Les deux victimes ont été arrêtées par les forces RADA, affiliées au ministère de l'Intérieur, qui opéraient à l'époque avec le gouvernement d'entente nationale et qui continuent actuellement d'opérer, malgré le changement politique et l'établissement du nouveau gouvernement, sans base légale ni contrôle judiciaire.
Les deux victimes sont maintenues en détention sans aucune décision de justice. Elles ont été privées de leur droit de contester la légalité de leur détention, comme l'exigent le commentaire n° 8 (1982) et l'article 9 et le paragraphe 3 de l'article 2 du Pacte, des garanties énoncées à l'article 9 du Pacte, y compris l'accès à un recours effectif.

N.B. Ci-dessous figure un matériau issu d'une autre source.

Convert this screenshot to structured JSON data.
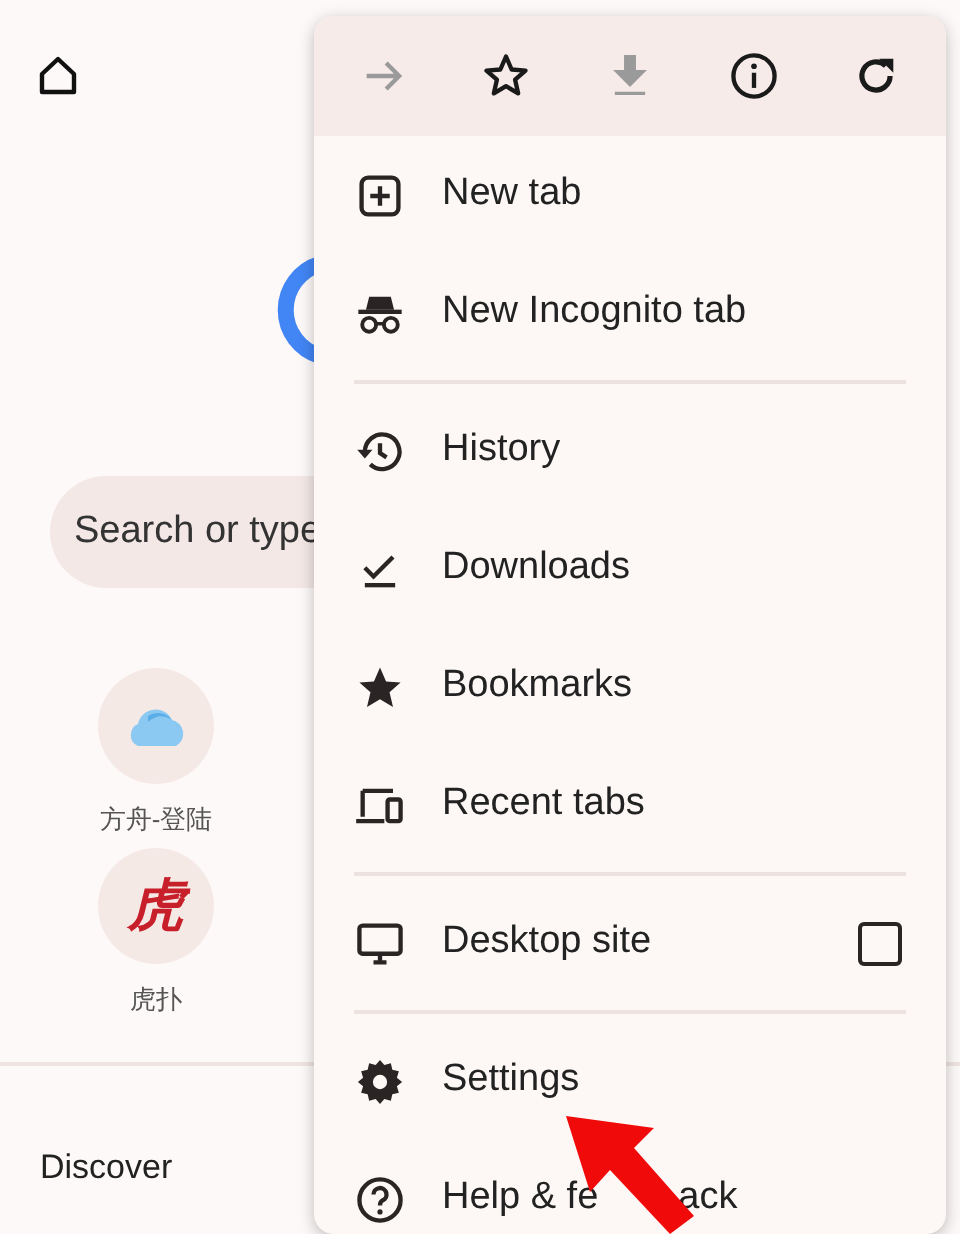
{
  "page": {
    "search": {
      "placeholder": "Search or type"
    },
    "shortcuts": [
      {
        "label": "方舟-登陆",
        "kind": "cloud"
      },
      {
        "label": "虎扑",
        "kind": "glyph",
        "glyph": "虎"
      }
    ],
    "discover": "Discover"
  },
  "menu": {
    "toolbar": [
      {
        "kind": "forward",
        "disabled": true
      },
      {
        "kind": "star",
        "disabled": false
      },
      {
        "kind": "download",
        "disabled": true
      },
      {
        "kind": "info",
        "disabled": false
      },
      {
        "kind": "reload",
        "disabled": false
      }
    ],
    "sections": [
      [
        {
          "kind": "new-tab",
          "label": "New tab"
        },
        {
          "kind": "incognito",
          "label": "New Incognito tab"
        }
      ],
      [
        {
          "kind": "history",
          "label": "History"
        },
        {
          "kind": "downloads",
          "label": "Downloads"
        },
        {
          "kind": "bookmarks",
          "label": "Bookmarks"
        },
        {
          "kind": "recent-tabs",
          "label": "Recent tabs"
        }
      ],
      [
        {
          "kind": "desktop",
          "label": "Desktop site",
          "checked": false
        }
      ],
      [
        {
          "kind": "settings",
          "label": "Settings"
        },
        {
          "kind": "help",
          "label": "Help & fe",
          "label_tail": "ack"
        }
      ]
    ]
  },
  "pointer_arrow": true
}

Elles sont maintenues en détention arbitraire prolongée sans charge et sans accès aux autorités judiciaires. Les autorités qui les ont arrêtées leur ont refusé toutes les garanties juridiques fondamentales, notamment le contact avec leurs proches ou l'accès à un avocat.
L'arrestation de M. Sulaiman est, quant à elle, uniquement fondée sur une prétendue affiliation religieuse à un groupe non salafiste. Au moment de son arrestation, il a seulement été interrogé sur ses convictions religieuses. Il semblerait donc qu'elles aient été la raison de son arrestation.
Alkarama a donc sollicité la reconnaissance du caractère arbitraire de l’arrestation et la détention des deux victimes ainsi que leur libération.

Par la même occasion, Alkarama a appelé le Groupe de travail à enjoindre au nouveau  gouvernement de placer toutes les milices libyennes sans exception, y compris les forces RADA, sous le contrôle effectif du gouvernement et du procureur général, afin d’éviter d’autres violations à l’avenir.